Supermarkets misleading consumers: VFF
Victoria’s peak farming body, the Victorian Farmers Federation (VFF), has suggested Australia’s major supermarkets are duping customers by providing the same product under three different brand names with three different prices. Their claims were made at the ACCC’s grocery price inquiry in Melbourne today.
The VFF outlined their belief that the major supermarkets use the same suppliers for certain products in their private range and then charge different prices for different brand names. “There’s a home brand, there’s a medium one, then there’s the top one,” VFF Deputy President Meg Parkinson said, according to AAP. “They don’t say Woolworths or Coles, they have got another name. Basically the product is the product. You’re paying a different price for the brand, not for the products. It’s pure profit.”

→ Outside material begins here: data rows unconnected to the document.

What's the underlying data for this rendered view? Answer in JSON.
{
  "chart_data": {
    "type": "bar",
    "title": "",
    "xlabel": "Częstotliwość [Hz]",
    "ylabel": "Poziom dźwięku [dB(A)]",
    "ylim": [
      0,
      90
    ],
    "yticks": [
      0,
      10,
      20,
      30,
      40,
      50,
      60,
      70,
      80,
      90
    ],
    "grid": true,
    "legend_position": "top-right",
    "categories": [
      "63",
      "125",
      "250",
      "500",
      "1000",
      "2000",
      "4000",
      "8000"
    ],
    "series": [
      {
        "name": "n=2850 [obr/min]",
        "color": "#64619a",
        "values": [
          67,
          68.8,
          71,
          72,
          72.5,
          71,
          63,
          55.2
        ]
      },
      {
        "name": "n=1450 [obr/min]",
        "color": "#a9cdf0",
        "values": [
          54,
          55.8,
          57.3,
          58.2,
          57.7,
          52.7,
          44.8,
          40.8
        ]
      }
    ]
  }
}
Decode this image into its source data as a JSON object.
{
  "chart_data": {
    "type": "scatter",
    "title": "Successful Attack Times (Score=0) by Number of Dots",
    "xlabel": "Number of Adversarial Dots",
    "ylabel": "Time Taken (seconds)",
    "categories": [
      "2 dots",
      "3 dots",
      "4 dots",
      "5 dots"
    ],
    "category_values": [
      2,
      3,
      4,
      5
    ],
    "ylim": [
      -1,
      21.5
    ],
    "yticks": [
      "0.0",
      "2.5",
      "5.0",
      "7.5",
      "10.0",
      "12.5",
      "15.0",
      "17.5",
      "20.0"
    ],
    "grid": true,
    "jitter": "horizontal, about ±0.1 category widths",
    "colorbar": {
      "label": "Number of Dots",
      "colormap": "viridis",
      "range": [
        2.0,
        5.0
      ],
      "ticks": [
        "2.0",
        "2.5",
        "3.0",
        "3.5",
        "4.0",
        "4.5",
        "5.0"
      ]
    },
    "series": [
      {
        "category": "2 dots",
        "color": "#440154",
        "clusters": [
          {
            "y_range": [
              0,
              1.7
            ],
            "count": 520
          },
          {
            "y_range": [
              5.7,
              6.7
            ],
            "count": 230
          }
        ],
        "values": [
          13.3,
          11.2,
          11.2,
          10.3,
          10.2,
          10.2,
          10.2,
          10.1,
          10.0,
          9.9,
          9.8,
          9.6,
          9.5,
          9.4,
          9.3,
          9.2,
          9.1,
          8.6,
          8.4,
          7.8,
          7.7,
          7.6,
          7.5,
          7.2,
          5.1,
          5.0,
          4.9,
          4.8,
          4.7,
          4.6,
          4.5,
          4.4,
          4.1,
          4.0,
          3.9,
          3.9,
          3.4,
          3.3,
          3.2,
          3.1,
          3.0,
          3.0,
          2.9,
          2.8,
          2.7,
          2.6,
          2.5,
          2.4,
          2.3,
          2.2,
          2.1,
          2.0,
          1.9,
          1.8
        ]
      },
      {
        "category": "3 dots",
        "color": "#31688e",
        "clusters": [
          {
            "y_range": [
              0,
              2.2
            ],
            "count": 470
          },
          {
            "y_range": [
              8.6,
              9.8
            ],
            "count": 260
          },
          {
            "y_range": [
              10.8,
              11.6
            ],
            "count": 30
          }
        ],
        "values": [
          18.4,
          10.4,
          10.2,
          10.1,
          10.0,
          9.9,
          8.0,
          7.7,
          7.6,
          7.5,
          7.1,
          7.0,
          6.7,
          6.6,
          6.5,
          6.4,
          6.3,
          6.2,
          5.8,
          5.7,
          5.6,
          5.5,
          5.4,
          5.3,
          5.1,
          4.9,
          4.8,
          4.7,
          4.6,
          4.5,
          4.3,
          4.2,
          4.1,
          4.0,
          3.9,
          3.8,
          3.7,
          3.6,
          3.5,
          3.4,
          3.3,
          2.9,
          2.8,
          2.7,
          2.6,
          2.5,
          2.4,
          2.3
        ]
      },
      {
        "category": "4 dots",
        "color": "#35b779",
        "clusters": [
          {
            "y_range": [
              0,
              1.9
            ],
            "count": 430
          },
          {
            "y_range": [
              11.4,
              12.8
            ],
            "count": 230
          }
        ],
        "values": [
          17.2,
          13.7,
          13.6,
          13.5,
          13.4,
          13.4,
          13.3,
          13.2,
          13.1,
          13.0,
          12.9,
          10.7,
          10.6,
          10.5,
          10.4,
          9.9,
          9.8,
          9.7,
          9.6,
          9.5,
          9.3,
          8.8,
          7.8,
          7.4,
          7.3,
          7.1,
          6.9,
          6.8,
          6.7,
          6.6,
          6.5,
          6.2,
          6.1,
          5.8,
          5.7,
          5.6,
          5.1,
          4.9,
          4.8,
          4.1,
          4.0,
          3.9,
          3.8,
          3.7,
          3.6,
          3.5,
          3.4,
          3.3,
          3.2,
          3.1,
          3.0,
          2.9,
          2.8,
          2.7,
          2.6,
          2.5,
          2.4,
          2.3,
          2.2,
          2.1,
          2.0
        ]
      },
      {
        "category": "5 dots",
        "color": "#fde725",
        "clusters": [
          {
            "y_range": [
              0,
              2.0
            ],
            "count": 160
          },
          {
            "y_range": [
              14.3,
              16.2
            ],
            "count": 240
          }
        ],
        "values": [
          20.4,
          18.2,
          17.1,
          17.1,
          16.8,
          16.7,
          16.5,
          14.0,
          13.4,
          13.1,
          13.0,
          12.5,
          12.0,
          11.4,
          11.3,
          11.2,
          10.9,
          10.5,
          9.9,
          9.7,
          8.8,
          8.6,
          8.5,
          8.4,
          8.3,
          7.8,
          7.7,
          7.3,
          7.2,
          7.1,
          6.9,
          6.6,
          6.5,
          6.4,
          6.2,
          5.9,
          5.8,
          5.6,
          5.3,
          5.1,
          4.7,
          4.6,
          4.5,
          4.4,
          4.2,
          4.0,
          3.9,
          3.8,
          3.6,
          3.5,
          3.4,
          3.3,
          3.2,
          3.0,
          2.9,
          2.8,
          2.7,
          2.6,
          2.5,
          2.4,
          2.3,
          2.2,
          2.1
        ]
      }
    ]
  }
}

“It’s usually the same people who are supplying them at the same price.”
However, Coles and Woolworths have strongly refuted the accusation with a Woolworths spokesperson dismissing them as “nonsense”. Both supermarkets indicated they used different suppliers and had different quality levels for different brands that were priced at contrasting rates. Coles spokesman Jim Cooper was forthright in his opinion of the claims. “Any claim we take one product and re-badge it three is absolute rubbish,” he asserted.
ACCC Chairman Graeme Samuel, meanwhile, has called for farmers to come forward in private to the ACCC if they have anything they want to add in the wake of the claims. He was particularly seeking any evidence of bullying tactics by members in the supply chain.
“We want to hear about these because they are really important in terms of our understanding of their position in the marketplace today,” he said at the inquiry.
The ACCC is due to announce their findings into grocery prices and the nature of competition in the industry by July 31.